Come si fa a rendere noioso un film che parte dalla sconvolgente (seppur non originale) premessa di intere generazioni di bambini cresciuti per fare da dispensa di organi? Semplice, basta concentrare l'intera trama sul più banale dei triangoli amorosi che si svolge in questo contesto, piuttosto che affrontare il nucleo distopico della vicenda.
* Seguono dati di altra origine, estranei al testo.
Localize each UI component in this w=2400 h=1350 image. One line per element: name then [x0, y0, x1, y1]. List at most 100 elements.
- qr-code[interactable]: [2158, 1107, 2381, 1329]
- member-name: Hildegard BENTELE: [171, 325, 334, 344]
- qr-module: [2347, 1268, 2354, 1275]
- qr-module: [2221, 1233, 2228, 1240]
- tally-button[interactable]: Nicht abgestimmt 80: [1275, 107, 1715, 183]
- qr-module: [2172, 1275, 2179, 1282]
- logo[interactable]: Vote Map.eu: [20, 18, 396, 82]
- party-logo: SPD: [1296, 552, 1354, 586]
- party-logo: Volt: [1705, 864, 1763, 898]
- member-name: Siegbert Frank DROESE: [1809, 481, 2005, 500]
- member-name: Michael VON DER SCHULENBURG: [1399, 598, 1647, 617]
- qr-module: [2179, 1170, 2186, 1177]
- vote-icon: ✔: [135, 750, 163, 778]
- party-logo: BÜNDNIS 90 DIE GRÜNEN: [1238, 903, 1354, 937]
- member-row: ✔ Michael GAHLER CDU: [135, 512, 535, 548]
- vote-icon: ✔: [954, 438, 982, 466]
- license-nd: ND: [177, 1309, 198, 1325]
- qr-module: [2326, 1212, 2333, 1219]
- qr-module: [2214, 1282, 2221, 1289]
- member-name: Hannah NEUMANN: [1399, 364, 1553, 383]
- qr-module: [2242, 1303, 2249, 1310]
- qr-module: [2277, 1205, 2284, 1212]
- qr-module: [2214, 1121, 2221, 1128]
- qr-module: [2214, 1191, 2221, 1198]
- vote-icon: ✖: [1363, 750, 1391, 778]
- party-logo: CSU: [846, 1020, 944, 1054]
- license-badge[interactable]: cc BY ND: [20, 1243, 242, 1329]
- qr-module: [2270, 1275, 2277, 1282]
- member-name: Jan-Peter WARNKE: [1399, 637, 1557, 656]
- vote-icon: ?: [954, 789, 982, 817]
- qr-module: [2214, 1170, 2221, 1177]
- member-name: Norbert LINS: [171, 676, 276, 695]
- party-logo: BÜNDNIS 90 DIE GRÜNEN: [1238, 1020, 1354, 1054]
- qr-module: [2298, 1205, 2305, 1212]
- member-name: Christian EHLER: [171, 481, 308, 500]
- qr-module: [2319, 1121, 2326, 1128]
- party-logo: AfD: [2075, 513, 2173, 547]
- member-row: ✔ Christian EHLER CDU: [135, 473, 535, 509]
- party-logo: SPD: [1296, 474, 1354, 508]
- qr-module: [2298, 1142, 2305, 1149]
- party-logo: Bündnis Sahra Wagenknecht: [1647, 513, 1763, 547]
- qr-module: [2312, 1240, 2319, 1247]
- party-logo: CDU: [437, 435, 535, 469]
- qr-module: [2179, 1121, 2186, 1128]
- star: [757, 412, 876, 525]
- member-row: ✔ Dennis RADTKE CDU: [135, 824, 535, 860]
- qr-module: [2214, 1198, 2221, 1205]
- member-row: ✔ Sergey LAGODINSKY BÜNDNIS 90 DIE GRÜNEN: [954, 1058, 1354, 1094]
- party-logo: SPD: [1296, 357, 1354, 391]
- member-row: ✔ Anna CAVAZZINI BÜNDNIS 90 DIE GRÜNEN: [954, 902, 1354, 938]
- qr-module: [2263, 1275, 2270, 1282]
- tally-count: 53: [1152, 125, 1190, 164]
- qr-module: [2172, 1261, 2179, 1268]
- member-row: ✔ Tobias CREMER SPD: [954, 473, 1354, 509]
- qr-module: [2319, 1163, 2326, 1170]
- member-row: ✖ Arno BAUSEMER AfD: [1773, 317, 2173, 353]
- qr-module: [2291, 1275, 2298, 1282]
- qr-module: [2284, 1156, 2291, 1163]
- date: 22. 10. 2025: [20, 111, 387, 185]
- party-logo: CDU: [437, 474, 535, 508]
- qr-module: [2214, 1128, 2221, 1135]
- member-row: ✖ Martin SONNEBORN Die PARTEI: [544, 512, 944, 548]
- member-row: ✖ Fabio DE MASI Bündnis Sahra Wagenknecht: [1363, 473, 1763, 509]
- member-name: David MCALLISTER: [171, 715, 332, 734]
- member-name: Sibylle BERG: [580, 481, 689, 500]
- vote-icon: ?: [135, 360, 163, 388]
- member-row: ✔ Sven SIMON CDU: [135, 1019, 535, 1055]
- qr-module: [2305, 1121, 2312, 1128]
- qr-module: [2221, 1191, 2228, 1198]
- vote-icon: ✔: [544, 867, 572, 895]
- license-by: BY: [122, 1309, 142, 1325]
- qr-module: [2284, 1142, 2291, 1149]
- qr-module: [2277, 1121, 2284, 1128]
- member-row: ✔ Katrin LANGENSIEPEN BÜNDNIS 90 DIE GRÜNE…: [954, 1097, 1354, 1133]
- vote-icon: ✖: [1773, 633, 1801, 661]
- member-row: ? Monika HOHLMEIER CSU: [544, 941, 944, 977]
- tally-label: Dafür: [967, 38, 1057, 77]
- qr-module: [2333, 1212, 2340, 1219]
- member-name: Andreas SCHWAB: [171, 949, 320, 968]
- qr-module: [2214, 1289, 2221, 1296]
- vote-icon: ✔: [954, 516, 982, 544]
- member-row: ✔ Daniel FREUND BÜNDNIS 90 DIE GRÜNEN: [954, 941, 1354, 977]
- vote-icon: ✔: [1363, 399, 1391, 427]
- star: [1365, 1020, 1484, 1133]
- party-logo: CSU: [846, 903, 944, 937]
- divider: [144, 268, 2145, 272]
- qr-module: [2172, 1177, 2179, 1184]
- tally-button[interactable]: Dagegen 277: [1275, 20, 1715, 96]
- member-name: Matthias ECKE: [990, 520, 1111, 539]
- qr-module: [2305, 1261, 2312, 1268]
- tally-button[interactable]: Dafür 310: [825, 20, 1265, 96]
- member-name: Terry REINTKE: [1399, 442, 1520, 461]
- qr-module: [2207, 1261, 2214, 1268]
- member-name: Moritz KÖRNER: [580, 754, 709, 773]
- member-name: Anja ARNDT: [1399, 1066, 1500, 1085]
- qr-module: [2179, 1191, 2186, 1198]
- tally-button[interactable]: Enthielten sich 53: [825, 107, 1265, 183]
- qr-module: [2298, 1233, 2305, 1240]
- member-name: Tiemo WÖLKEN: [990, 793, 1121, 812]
Questa può essere la sintesi essenziale di questo recente film basato sul romanzo di un autore giapponese con cui spero di non avere mai a che fare. Ora, non dico che la storia sia completamente da buttare: gli spunti per tirare fuori qualcosa di convincente ci sono. Anzi, probabilmente in forma di libro, con l'adeguato sviluppo dei personaggi e delle situazioni, può risultare interessante, ma la sua trasposizione cinematografica si rivela invece piuttosto scialba. Oh, certo, c'è tanto sentimento, tanto ostentato mal di vivere, che è comprensibile in personaggi desintati a una morte prematura in seguito ai successivi espianti forzati, ma l'attenzione è tutta focalizzata sul prevedibilissimo rapporto di amicizia-amore-odio dei tre protagonisti, che invece di curarsi della caducità della loro vita, e fornire qualche dettaglio incidentale su un mondo contemporaneo in cui esistono speciali istituti di allevamento per banche viventi di organi da trapianto, si preoccupano di chi scopa con chi per ripicca a chi.
Il messaggio ultimo del film è intenso e commovente, e può far riflettere sul senso della vita anche delle persone "libere", che probabilmente arrivano alla morte incompleti e insicuri tanto quanto i donatori, ma viene consegnato con un forzato monologo finale, invece di emergere gradualmente attraverso i cento e passa minuti precedenti di bobina, nella più grossolana violazione dell'assiome fondamentale show don't tell.
In definitiva, si tratta di una grande occasione sprecata, una storia potenzialmente affascinante e inquietante ridotta a un raccontino rosa da edicola.